For the first time, duties of the directors have been defined in this bill. The bill states that the director of a company shall:
- Act in accordance with its constitution document.
- Act in good faith in order to promote the objects of the company for the benefit of its members as a whole and in the best interests of the company, its employees, the shareholders, the community and for the protection of environment.

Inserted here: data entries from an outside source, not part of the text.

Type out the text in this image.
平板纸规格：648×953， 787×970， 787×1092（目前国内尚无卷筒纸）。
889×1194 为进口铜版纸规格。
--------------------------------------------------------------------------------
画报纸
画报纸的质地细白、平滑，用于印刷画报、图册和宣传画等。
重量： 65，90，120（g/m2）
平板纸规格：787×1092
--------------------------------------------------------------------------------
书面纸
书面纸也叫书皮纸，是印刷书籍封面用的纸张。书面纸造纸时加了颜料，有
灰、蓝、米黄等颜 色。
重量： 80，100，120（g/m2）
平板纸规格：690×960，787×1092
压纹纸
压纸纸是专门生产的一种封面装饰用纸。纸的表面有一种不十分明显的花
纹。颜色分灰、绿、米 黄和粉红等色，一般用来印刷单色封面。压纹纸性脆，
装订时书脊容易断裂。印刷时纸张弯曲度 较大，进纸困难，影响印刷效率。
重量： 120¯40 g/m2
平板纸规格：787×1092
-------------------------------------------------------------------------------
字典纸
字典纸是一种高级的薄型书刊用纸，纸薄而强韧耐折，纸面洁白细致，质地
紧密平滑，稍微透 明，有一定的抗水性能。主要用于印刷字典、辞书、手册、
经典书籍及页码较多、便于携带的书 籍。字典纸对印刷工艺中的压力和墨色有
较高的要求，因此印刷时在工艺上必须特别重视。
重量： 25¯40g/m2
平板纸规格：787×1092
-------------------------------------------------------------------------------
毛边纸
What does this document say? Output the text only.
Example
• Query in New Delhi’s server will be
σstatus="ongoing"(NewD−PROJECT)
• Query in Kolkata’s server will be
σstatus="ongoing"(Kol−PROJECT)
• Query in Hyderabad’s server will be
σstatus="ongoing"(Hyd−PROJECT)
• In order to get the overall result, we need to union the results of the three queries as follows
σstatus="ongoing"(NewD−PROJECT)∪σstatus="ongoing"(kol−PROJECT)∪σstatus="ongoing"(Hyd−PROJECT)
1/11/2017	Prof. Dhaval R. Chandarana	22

- Work with due and reasonable care, skill and diligence; exercising independent judgment
- Not be involved in a position or activity that may be in a direct or indirect conflict of interest with company or possibility of conflict
- Not take or attempt any undue advantage either personally or for relatives, partners or associates. If any director is found guilty for achieving undue gain, the director will be liable to reimburse an amount equal to the gain to the company
- Cannot hand over his office and any such assignment shall be void
Besides this, the new proposed Bill CA2012 bill has widened the definition of the "officer who is in default" to include key managerial personnel that includes
- Chief Executive Officer or the Managing Director or the Manager
- The Company Secretary
- The Whole-Time Director
- The Chief Financial Officer; and
- And such other officer which may be prescribed
The proposed Bill CA2012 has no provision corresponding to Section 201 of the CA1956 Act (indemnification of directors) stating that there is no restriction on the companies to indemnify its directors. The only reference to the provisions of indemnity to directors is given in Section 197 of the CA2012 stating that the premium paid on the insurance policy shall be treated as part of the remuneration of the officers only if such officer is found guilty. The critical distinction between Indian Companies Act 1956 and the proposed bill CA2012 is that insurance companies can now indemnify directors even before the judgment of the court. The advantage of this policy arrangement is that now directors or officers would not have to worry about defense costs.
The proposed Bill CA2012 also introduces the concept of class action suits to provide that a requisite number of members or depositors may file an application before the Tribunal on behalf of the members and creditors if they are of the opinion that the management or control of company affairs are being conducted in a manner that is against the interests of its members or creditors.
Future Outlook for D&O Insurance in India
The landscape in India with respect to D&O insurance has changed rapidly in the last five years. We believe that because of recent developments in D&O related issues, we have transitioned from concept selling to general awareness about the D&O product. Directors would want to shield themselves from the risk of huge liabilities in the event of fraudulent activity stemming from poor corporate governance policies. The surge in demand has been fuelled not just by recent high profile scandals but also due to higher judicial and regulatory scrutiny by the regulatory authorities. For example, there have been talks about the Securities and Exchange Board of India (Indian capital markets regulator) making it mandatory for all listed companies to buy D&O insurance. Further, the proposal to hike Foreign Direct Investment in Insurance to 49% is likely to be taken up in parliament for the budget session. If passed and ratified, capital would not be a limitation for expansion.
As more and more Indian companies become multinationals, and more foreign entities invest in them, companies employ people of various nationalities. So with this, the Indian D&O market is poised for a rapid growth. Companies, who want to deal with India, should note that currently, entry of Insurance Companies into India is permitted only through joint ventures, with FDI limits (Foreign Direct Investment).